Back to the brotherly love...well, the other night after dinner, Owen was buzzing around in the boy's room, playing with toys...I brought in Ez Man to rock on his Rockin' Rody horse, Owen got all excited and came right over, and started to rock and bounce Ezzy...we then moved our playing to the floor, where I put Ezzy in a bumbo seat, great for him and his need to have a high supporting back, Owen went over to their toy basket and brought him a toy and then brought him a book...all the while smiling, like he was so excited to have a buddy to play with :) He leaned in and kissed Ezzy on the head, talk about a precious moment...I pray daily that the Lord would give me wisdom as I raise Ezra in the midst of his siblings, that I will take every opportunity to teach them about the goodness of God in his life and the blessing he is to our family. My prayer for our two sons is that Owen will grow up to love his brother and be the one to "push" him around in his seat, while playing some b-ball...that Owen will be his "arms and legs" and take on the role of his brother in a whole new way...only designed by our great God...one day I was talking with my mom and was feeling a bit "overwhelmed" with the task of raising Owen to love his brother and choose him for a playmate...I can't make that choice for any of our children...I can only pray and teach the importance to them as often as I can...my precious mom, reassured my heart and told me that I will do the same that we have done with the girls...include Ezra in their world and that Owen growing up in the midst of this family, will take on a love and care for Ezra...it was a blessing to hear these words, as she knows my heart and the burden I feel for all our children to "mesh" and be future friends...as I believe all parents desire for their children, to be adult friends and to care for each other...I guess what I am trying to say, in a jumble of words, I NEED God's wisdom in teaching my children to have a heart towards the needs of their brother...I was blessed to see the blossoming relationship between Ezra and Owen and consider it a nugget of strength to tuck away in my heart as I continue on in the journey of raising my children....

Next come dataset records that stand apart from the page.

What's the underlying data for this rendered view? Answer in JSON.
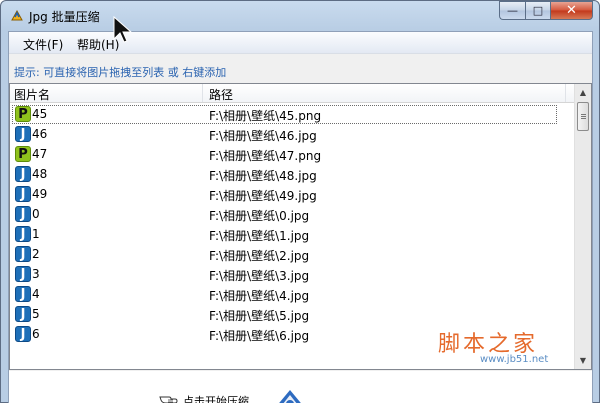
{
  "window": {
    "title": "Jpg 批量压缩"
  },
  "title_buttons": {
    "minimize": "—",
    "maximize": "□",
    "close": "✕"
  },
  "menu": [
    {
      "label": "文件(F)"
    },
    {
      "label": "帮助(H)"
    }
  ],
  "hint": "提示: 可直接将图片拖拽至列表 或 右键添加",
  "list": {
    "columns": [
      "图片名",
      "路径"
    ],
    "rows": [
      {
        "type": "P",
        "name": "45",
        "path": "F:\\相册\\壁纸\\45.png",
        "selected": true
      },
      {
        "type": "J",
        "name": "46",
        "path": "F:\\相册\\壁纸\\46.jpg"
      },
      {
        "type": "P",
        "name": "47",
        "path": "F:\\相册\\壁纸\\47.png"
      },
      {
        "type": "J",
        "name": "48",
        "path": "F:\\相册\\壁纸\\48.jpg"
      },
      {
        "type": "J",
        "name": "49",
        "path": "F:\\相册\\壁纸\\49.jpg"
      },
      {
        "type": "J",
        "name": "0",
        "path": "F:\\相册\\壁纸\\0.jpg"
      },
      {
        "type": "J",
        "name": "1",
        "path": "F:\\相册\\壁纸\\1.jpg"
      },
      {
        "type": "J",
        "name": "2",
        "path": "F:\\相册\\壁纸\\2.jpg"
      },
      {
        "type": "J",
        "name": "3",
        "path": "F:\\相册\\壁纸\\3.jpg"
      },
      {
        "type": "J",
        "name": "4",
        "path": "F:\\相册\\壁纸\\4.jpg"
      },
      {
        "type": "J",
        "name": "5",
        "path": "F:\\相册\\壁纸\\5.jpg"
      },
      {
        "type": "J",
        "name": "6",
        "path": "F:\\相册\\壁纸\\6.jpg"
      }
    ]
  },
  "scrollbar": {
    "up": "▲",
    "down": "▼"
  },
  "start_hint": "点击开始压缩.",
  "watermark": {
    "main": "脚本之家",
    "url": "www.jb51.net"
  },
  "colors": {
    "png_icon": "#8fc21c",
    "jpg_icon": "#1e6fb8",
    "hint_text": "#2a63b0",
    "watermark": "#e56a2c"
  },
  "icons": {
    "app": "app-icon",
    "png": "png-file-icon",
    "jpg": "jpg-file-icon",
    "hand": "pointing-hand-icon",
    "start": "start-compress-logo"
  }
}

Thank you Lord for the blessing of actions brought on by the wisdom you give me in teaching my children...help me as I seek to raise loving, sensitive children who see a need and lovingly act upon it...thank you for opportunities daily in molding their character, may YOU be the fuel that pushes them to love from a pure heart and act from that love for others...I love you and thank you for the "teaching tool" you have blessed me with in the life of our sweet Ezra...only YOU know the countless lessons he has taught me...I am forever humbled and honored.